Inhibition of microRNA-30d attenuates the apoptosis and extracellular matrix degradation of degenerative human nucleus pulposus cells by up-regulating SOX9.

Accumulating evidence has suggested that microRNAs are critical regulators of intervertebral disc degeneration (IDD). The excessive apoptosis and extracellular matrix degradation of nucleus pulposus (NP) cells contribute to the initiation of IDD. However, the precise regulatory role of miRNAs in NP cell apoptosis and extracellular matrix degradation remains largely unknown. MicroRNA-30d (miR-30d) has been reported to be involved in regulating apoptosis and bone homeostasis. In this study, we aimed to investigate the role of miR-30d in regulating apoptosis and the extracellular matrix degradation of NP cells, along with the potential underlying molecular mechanism.

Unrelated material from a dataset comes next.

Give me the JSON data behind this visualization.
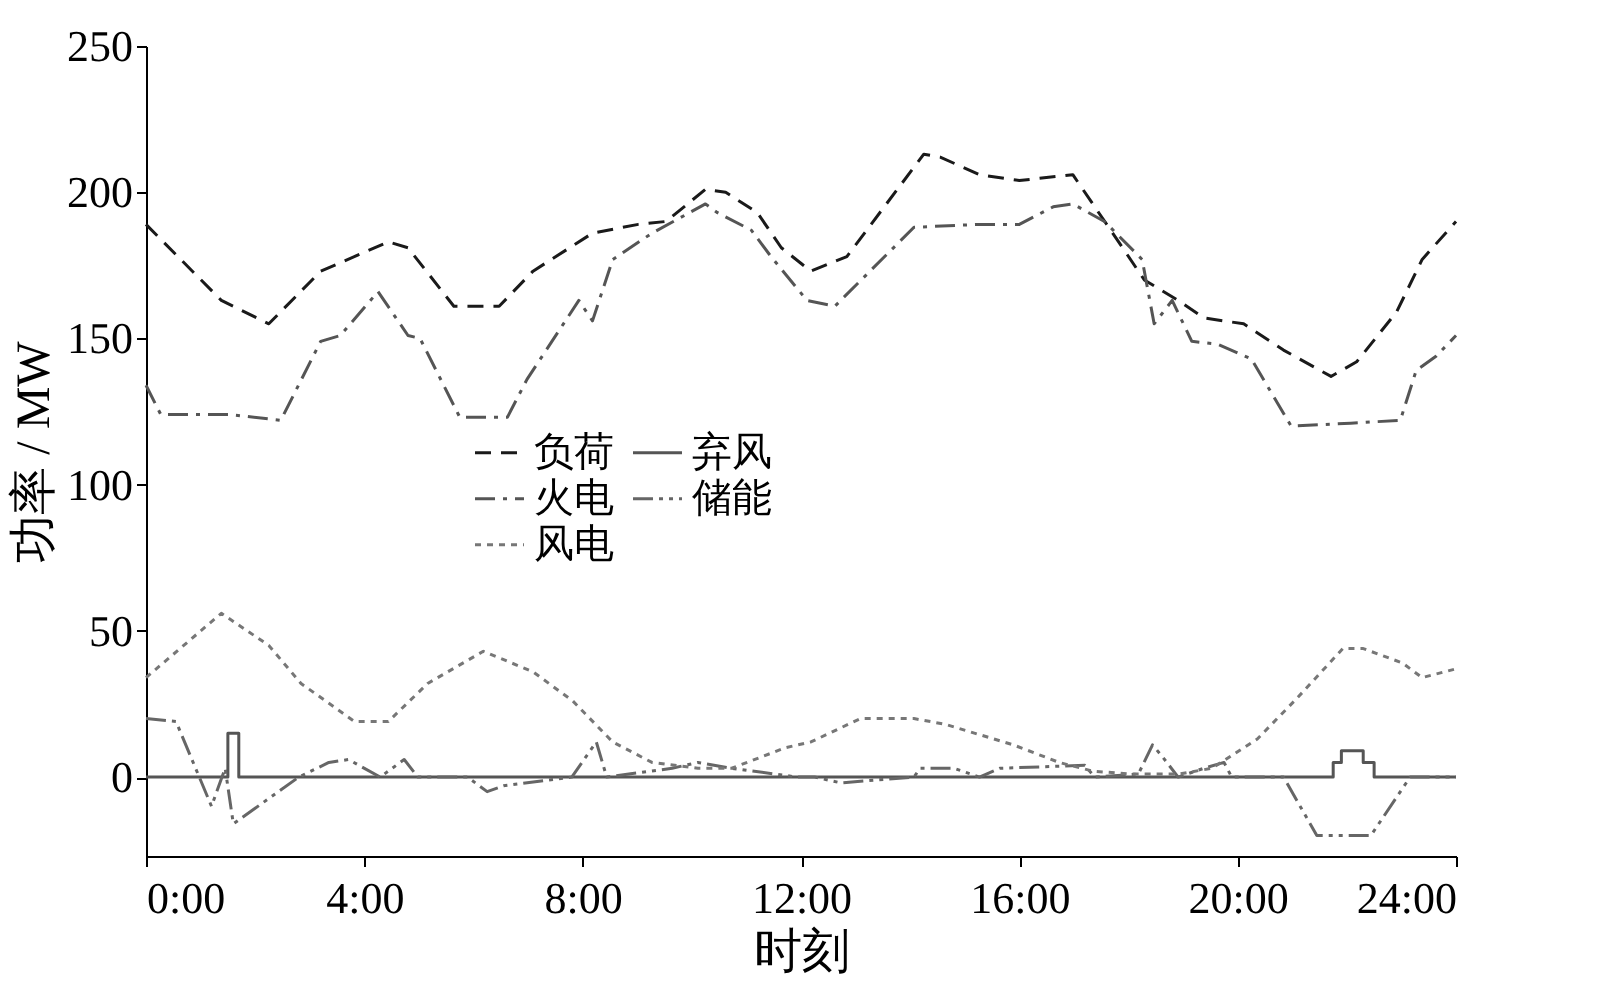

Herein, our results showed that miR-30d was significantly increased in degenerative NP tissues compared with normal controls. Functional experiments showed that the inhibition of miR-30d promoted the viability and reduced the apoptosis of NP cells in vitro. Moreover, miR-30d inhibition increased the expression of type II collagen and aggrecan and inhibited the expression of matrix metalloproteinase. In contrast, the overexpression of miR-30d showed the opposite effects. Bioinformatics analysis, the dual-luciferase reporter assay, real-time quantitative PCR and western blot analysis showed that miR-30d directly targeted the 3'-untranslated region of SRY-related high mobility group box 9 (SOX9) and negatively regulated SOX9 expression. Correlation analysis showed that miR-30d expression was inversely correlated with SOX9 expression in degenerative NP tissues. Moreover, siRNA-mediated silencing of SOX9 expression significantly blocked the protective effects of miR-30d inhibition against NP cell apoptosis and extracellular matrix degradation. Overall, these results demonstrate that the inhibition of miR-30d attenuates the apoptosis and extracellular matrix degradation of degenerative human NP cells by up-regulating SOX9, suggesting a potential therapeutic target for IDD.